Mayor Michael Bloomberg and the United Federation of Teachers Fail to Reach Agreement on a Teacher Evaluation System!

Dear Commons Community,

Here in New York we have been privileged to observe the negotiations between the City of New York and its teachers union the United Federation of Teachers (UFT) for the past year or so over the thorny issue of evaluations.  The deadline for state education officials to approve any teacher evaluation plan submitted by the city was last night at midnight; missing it would cost the city approximately $250 million in education aid from Albany that it budgeted for in June and would make it ineligible for roughly $200 million in state and federal grants.  Yesterday afternoon, Mayor Michael R. Bloomberg and Michael Mulgrew, the president of the UFT held separate news conferences to say the talks had disintegrated during a middle-of-the-night negotiating session in Manhattan. No further talks have been scheduled.  The New York Times reported:

“In New York, each side blamed the other for the breakdown and accused the other of hurling falsehoods. But what was clear was that the inability to reach an agreement, even with so much money as an incentive, was another sign of how frayed the relationship between the mayor and the city’s unions had become. The announcement came on the second day of a yellow-bus strike — the first in 34 years — that was called by the main bus drivers’ union, forcing more than 100,000 children, many of them with special needs, to find new ways to get to school.

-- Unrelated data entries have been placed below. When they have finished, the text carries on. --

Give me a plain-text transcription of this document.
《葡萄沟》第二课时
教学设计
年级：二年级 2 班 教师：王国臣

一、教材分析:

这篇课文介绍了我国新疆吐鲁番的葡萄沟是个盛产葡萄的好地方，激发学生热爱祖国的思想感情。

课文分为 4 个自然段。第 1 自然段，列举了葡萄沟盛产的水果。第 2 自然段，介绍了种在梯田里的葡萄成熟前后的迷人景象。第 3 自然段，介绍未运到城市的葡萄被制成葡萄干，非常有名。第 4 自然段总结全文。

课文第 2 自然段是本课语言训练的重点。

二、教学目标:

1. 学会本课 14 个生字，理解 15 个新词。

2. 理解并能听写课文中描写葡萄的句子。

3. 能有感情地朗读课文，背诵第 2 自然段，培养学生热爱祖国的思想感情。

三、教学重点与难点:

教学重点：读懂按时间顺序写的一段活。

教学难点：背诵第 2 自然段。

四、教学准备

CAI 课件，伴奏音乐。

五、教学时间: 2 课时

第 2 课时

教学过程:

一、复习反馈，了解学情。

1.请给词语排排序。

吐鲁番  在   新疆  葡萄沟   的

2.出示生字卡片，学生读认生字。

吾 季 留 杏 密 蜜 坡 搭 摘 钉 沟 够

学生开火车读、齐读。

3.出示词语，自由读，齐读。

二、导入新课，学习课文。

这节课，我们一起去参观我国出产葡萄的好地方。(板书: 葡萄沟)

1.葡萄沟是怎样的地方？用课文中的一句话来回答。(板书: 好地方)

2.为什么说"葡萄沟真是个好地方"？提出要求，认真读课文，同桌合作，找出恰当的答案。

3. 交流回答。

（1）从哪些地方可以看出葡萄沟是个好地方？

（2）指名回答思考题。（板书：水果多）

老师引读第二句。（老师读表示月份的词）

In a statement, Mr. Mulgrew referred to the strike: “Thousands of parents have gotten a lesson this week, as the mayor’s ‘my way or the highway’ approach has left thousands of schoolchildren stranded at curbs across the city by the school bus strike. That same stubborn attitude on the mayor’s part now means that our schools will suffer a loss of millions of dollars in state aid.”

The Times comment that the Mayor’s relationship with the unions is “frayed” is an understatement particularly with regard to the UFT.   Mayor Bloomberg has done a lot of good things for the City during his tenure but working with and supporting the teachers in the public schools has not been one of them.  His appointment of Joel Klein as school chancellor who relished confrontation and who from the start engaged in teacher bashing and “them against us” attitude poisoned any chance of a  working relationship.

There may still be some time to resolve the teacher evaluation  issue in that the deadline was strictly an administrative one  established by Governor Andrew Cuomo and he probably can extend it with a little prodding.